The Nine Lives Hypothesis, or Why Schrödinger’s Cat Can Never Die

Today’s story was inspired by my recent Sciency Words post on Schrödinger’s cat.  I cannot emphasize enough that this story is not meant to be taken seriously.

It is often said that anyone who claims to understand quantum mechanics is either lying or delusional.  In 1935, world-renounced physicist Erin Schrödinger proposed an experiment to demonstrate the true absurdity of all things quantum.  The experiment came to be known as Schrödinger’s cat. Now today, despite the vehement protests of animal rights groups, researchers at Omni-Science Laboratories have conducted the first ever real world test of the Schrödinger’s cat experiment.

A cat is placed inside a test chamber, along with a sample of cesium-131, a radioactive isotope.  A contraption within the test chamber will either kill the cat or spare the cat’s life, depending on what that cesium isotope does.  If the cesium undergoes radioactive decay, the cat will die.  In not, the cat will live.  The conditions of the experiment are so devised that the cat should have an even 50/50 chance at survival.

But according to the bizarre laws of the quantum world—the world of atoms, including radioactive cesium atoms—nothing is real unless it is being observed.  In the absence of an observer, anything and everything that can happen does happen, all at once, all jumbled together in a coexistent meta-state.

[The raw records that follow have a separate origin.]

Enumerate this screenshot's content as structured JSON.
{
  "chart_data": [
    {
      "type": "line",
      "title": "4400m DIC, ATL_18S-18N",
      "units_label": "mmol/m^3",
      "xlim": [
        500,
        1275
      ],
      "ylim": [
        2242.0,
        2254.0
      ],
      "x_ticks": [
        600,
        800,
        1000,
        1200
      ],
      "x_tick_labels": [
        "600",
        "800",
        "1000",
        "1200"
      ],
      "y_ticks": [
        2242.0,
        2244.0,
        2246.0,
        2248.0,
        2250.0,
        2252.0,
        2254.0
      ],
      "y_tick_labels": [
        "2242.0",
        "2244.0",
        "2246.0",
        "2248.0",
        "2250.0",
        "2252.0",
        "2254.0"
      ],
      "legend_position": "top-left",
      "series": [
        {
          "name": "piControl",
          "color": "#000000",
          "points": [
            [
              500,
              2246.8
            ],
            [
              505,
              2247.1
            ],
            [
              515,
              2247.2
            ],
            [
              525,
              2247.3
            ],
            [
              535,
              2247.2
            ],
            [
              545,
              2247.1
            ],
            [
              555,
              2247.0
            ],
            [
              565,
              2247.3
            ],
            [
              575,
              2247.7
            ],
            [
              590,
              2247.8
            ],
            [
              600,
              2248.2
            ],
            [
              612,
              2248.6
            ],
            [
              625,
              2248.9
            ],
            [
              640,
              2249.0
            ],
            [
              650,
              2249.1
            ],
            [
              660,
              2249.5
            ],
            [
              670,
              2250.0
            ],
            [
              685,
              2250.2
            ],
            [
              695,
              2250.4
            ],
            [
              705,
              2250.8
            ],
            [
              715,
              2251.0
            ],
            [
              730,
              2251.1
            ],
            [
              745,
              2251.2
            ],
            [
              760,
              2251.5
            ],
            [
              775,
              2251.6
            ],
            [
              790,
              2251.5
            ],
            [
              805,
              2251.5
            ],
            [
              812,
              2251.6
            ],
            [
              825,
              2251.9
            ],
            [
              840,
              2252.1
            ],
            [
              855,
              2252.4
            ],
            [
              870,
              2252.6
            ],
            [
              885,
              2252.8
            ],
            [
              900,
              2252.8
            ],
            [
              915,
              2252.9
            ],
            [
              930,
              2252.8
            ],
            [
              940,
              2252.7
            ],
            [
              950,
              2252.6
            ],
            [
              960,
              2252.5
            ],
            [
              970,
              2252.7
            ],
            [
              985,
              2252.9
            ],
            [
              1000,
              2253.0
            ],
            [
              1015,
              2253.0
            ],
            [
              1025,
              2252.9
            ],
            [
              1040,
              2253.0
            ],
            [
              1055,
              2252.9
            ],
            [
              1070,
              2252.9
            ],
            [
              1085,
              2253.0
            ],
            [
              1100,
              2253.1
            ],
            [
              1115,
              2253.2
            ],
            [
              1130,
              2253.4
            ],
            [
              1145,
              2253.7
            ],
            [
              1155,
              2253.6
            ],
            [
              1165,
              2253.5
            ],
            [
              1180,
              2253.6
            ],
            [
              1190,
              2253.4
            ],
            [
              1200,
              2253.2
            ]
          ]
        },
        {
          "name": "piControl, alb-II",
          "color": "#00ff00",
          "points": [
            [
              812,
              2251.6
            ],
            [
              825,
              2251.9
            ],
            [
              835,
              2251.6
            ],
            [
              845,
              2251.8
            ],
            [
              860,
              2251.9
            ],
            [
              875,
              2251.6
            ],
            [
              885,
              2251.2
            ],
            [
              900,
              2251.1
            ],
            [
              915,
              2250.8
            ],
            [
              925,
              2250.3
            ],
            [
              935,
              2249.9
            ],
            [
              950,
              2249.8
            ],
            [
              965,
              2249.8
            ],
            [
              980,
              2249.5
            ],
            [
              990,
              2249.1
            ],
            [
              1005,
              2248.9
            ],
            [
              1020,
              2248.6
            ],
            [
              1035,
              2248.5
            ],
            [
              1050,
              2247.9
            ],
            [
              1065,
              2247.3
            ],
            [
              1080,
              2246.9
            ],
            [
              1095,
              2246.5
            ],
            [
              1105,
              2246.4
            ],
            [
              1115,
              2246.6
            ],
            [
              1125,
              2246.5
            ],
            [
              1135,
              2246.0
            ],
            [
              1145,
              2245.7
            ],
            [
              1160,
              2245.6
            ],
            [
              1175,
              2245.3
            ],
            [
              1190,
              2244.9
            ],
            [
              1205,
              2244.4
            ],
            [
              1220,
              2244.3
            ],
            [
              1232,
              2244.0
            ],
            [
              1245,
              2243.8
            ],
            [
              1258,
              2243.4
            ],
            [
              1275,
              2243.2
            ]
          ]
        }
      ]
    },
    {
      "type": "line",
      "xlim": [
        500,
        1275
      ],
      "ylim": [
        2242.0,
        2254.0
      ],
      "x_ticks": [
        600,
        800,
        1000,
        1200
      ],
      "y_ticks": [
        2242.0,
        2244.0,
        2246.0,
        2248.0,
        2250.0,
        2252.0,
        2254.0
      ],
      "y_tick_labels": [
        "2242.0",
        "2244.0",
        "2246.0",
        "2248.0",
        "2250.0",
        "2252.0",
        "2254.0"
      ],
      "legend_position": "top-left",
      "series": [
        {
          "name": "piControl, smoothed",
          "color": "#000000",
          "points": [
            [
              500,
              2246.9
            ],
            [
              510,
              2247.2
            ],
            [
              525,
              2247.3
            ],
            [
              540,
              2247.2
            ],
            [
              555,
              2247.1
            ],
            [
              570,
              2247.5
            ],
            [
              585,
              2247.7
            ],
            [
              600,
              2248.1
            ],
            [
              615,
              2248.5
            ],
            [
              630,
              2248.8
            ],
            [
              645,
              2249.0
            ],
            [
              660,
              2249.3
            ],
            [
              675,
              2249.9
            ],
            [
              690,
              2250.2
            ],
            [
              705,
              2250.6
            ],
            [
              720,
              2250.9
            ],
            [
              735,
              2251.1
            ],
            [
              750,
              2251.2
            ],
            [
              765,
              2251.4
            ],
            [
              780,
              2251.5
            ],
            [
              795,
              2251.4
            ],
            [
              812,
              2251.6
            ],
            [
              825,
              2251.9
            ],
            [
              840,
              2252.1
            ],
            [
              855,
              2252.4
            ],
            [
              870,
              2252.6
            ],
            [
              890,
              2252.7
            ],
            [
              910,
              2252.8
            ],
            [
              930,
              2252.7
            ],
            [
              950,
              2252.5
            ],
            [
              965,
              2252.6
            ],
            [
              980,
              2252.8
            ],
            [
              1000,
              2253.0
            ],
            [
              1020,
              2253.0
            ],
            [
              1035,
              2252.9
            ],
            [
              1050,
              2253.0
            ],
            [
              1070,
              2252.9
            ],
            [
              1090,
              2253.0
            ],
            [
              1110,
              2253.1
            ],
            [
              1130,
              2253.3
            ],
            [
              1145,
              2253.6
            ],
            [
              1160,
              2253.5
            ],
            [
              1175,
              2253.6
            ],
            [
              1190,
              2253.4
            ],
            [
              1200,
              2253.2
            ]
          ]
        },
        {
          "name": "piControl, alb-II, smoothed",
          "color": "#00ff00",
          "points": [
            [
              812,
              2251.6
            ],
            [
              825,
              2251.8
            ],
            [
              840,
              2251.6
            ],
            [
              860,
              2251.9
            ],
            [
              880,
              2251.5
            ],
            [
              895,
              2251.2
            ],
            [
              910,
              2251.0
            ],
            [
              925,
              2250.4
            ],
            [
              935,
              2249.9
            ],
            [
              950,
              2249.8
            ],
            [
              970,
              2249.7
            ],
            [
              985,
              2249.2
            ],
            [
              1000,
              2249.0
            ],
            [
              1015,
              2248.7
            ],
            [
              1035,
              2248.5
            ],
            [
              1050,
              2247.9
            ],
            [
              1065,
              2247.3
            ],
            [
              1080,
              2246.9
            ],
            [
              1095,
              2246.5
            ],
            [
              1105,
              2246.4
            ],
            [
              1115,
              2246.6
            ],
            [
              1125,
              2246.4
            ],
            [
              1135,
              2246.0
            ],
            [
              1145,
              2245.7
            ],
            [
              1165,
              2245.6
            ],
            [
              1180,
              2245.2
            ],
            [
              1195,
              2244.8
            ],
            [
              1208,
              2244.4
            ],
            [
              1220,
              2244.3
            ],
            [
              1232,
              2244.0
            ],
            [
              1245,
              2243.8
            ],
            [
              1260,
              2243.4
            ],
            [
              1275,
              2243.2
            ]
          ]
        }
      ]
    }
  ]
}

And so once the test chamber is sealed and its contents can no longer be observed, the laws of quantum mechanics should take over. The cesium isotope simultaneously does and does not decay.  The killing apparatus simultaneously has and has not been triggered. The cat simultaneously is and is not dead.  And so the situation should remain, until the scientists reopen the test chamber and observe its contents.

Researchers at Omni-Science originally intended to run the experiment only a dozen times, but the test results were so surprising and so confusing that additional tests were warranted.  In total, 63 cats were put through the experiment.  And to the astonishment of everyone involved, all 63 cats survived.

“We’re at a loss to explain it,” says Dr. D.C. Bakshali, principal investigator on the Schrödinger’s cat project.  “Statistically speaking, roughly half the cats should have died, and half should have survived.  But the survival rate was 100%.  We didn’t lose one cat.  Not one!”

Several hypotheses have been proposed to explain these surprising results.  One possibility is being referred to as the nine lives hypothesis.  Since cats are said to have nine lives, perhaps whenever a cat dies in the test chamber it immediately resurrects itself.  Although this notion was initially suggested as a joke, one Omni-Science researcher latched onto the idea and even proposed a mechanism that may explain how unobserved cats are able to continuously revive themselves.

“Even in the 1930’s,” says Dr. Haru Hoshiko, “it was pointed out that a cat is perfectly capable of observing itself.  But has it not occurred to anyone that only living cats are able to make such observations?”

Hoshiko goes on to explain: “So long as Schrödinger’s cat remains alive, it observes itself as living.  The moment it dies, however, there is no longer an observer present.  The laws of quantum mechanics reign once more, the cesium has once again simultaneously decayed and not decayed, and thus the cat is once again simultaneously dead and alive. But the living version of the cat is capable of observing itself to be alive, causing the superposition to collapse.  Thus, Schrödinger’s cat can never die!”

According to Hoshiko, the nine lives hypothesis should more accurately be called the infinite lives hypothesis, as there is no theoretical limit to how many times a cat—or any other animal, for that matter—would be able to revive itself in this manner.  Hoshiko’s paper on the subject has been accepted for publication in Nature.

Needless to say, the results of the Schrödinger’s cat experiment have profound implications for our understanding of quantum mechanics and, indeed, the nature of reality itself.